Va. delegate not charged after DUI stop; police say his BAC was just above legal limit


Photo courtesy of Virginia General Assembly.

CHRISTIANSBURG, Va. (WFXR) — A police officer let a Virginia legislator off with a warning when he was pulled over on suspicion of intoxicated driving.

A statement issued by Christiansburg officials says Montgomery Democrat Chris Hurst was stopped at about 2 a.m. on Sunday and blew a result of .085, just above the legal limit.

The vehicle was traveling west toward Blacksburg on U.S. 460 Bypass, between downtown Christiansburg and Peppers Ferry Road exits, when an officer observed the vehicle swerve across the right side fog line several times.

When the officer approached the vehicle, he smelled the odor of alcohol from the car. He also noticed that the driver’s eyes were red. The officer explained his observations to the driver and asked him to step out of the vehicle.

The driver, Chris Hurst, was given field sobriety tests. The officer also administered a preliminary field breath test, which is a portable breath test used in the field to see if a person is impaired. This test is not admissible as evidence in court.

Hurst complied with the officer’s request and performed all of the tests. The breath test registered a blood alcohol concentration (BAC) of .085. The officer determined that by the time Hurst was brought in for a formal breathalyzer, Hurst would be under the legal limit.

Because of this, along with Hurst’s overall performance during the field sobriety tests, and coupled with the fact that Hurst had a sober companion in the vehicle who could drive him home, the officer released Hurst without charging him.

The officer was aware that Hurst is a delegate, but neither the officer nor Hurst mentioned it at any time during the encounter.

Additionally, according to Section IV, Article 9 of the Constitution of Virginia, unless they have committed treason, a felony, or a breach of peace, legislators are immune from arrest while the General Assembly is in session.

The officer was aware of the law’s existence because it is taught during the police academy, not because the officer or Hurst mentioned the law.

The provison of the State Constitution makes it highly unlikely that Hurst could have prosecuted in court, even if he had been arrested.

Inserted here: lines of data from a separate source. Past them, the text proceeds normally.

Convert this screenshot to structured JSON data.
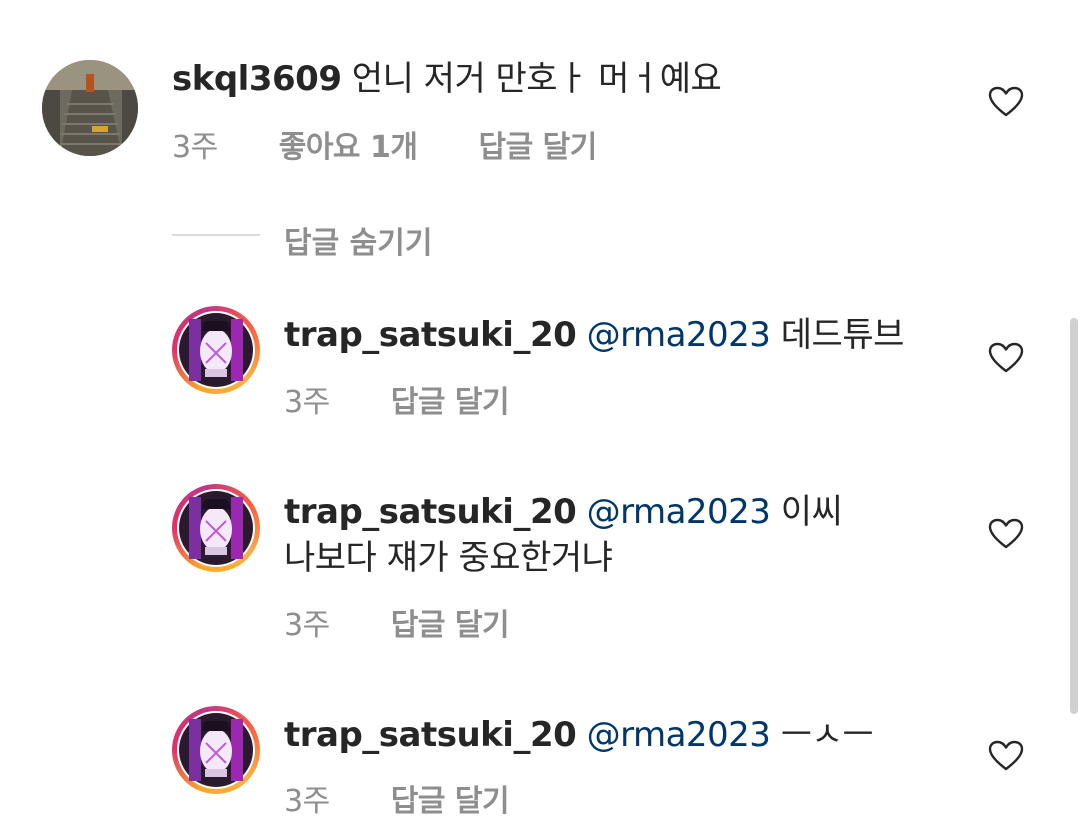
{
  "comments": [
    {
      "username": "skql3609",
      "mention": "",
      "text": "언니 저거 만호ㅏ 머ㅓ예요",
      "time": "3주",
      "likes": "좋아요 1개",
      "reply": "답글 달기"
    }
  ],
  "hide_replies": "답글 숨기기",
  "replies": [
    {
      "username": "trap_satsuki_20",
      "mention": "@rma2023",
      "text": "데드튜브",
      "text2": "",
      "time": "3주",
      "reply": "답글 달기"
    },
    {
      "username": "trap_satsuki_20",
      "mention": "@rma2023",
      "text": "이씨",
      "text2": "나보다 쟤가 중요한거냐",
      "time": "3주",
      "reply": "답글 달기"
    },
    {
      "username": "trap_satsuki_20",
      "mention": "@rma2023",
      "text": "ㅡㅅㅡ",
      "text2": "",
      "time": "3주",
      "reply": "답글 달기"
    }
  ],
  "colors": {
    "mention": "#00376b",
    "meta": "#8e8e8e",
    "text": "#262626"
  },
  "icons": [
    "heart-outline-icon"
  ]
}
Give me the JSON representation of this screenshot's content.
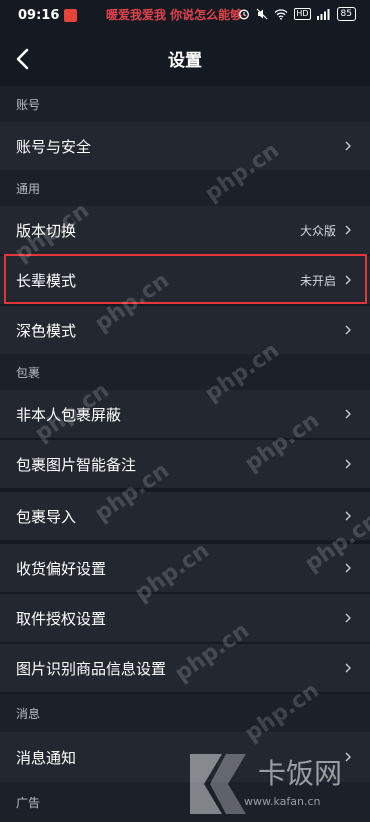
{
  "status_bar": {
    "time": "09:16",
    "message": "暖爱我爱我 你说怎么能够",
    "battery": "85",
    "hd": "HD"
  },
  "nav": {
    "title": "设置"
  },
  "sections": {
    "account": {
      "header": "账号",
      "items": [
        {
          "label": "账号与安全",
          "value": ""
        }
      ]
    },
    "general": {
      "header": "通用",
      "items": [
        {
          "label": "版本切换",
          "value": "大众版"
        },
        {
          "label": "长辈模式",
          "value": "未开启"
        },
        {
          "label": "深色模式",
          "value": ""
        }
      ]
    },
    "package": {
      "header": "包裹",
      "items": [
        {
          "label": "非本人包裹屏蔽",
          "value": ""
        },
        {
          "label": "包裹图片智能备注",
          "value": ""
        },
        {
          "label": "包裹导入",
          "value": ""
        },
        {
          "label": "收货偏好设置",
          "value": ""
        },
        {
          "label": "取件授权设置",
          "value": ""
        },
        {
          "label": "图片识别商品信息设置",
          "value": ""
        }
      ]
    },
    "messages": {
      "header": "消息",
      "items": [
        {
          "label": "消息通知",
          "value": ""
        }
      ]
    },
    "ads": {
      "header": "广告"
    }
  },
  "watermark": {
    "text": "php.cn",
    "brand": "卡饭网",
    "url": "www.kafan.cn"
  },
  "colors": {
    "background": "#151a22",
    "row": "#232830",
    "highlight": "#e2363b",
    "status_message": "#e0424b"
  }
}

The officer, Lt. Stephen Swecker, is highly experienced in DUI detection and enforcement. He has been recognized and awarded by Mothers Against Drunk Driving on at least four occasions for his performance in this area.

Lt. Stephen Swecker says he didn’t charge Hurst because his blood alcohol could likely be within the legal limit by the time a formal court-admissible test could be administered.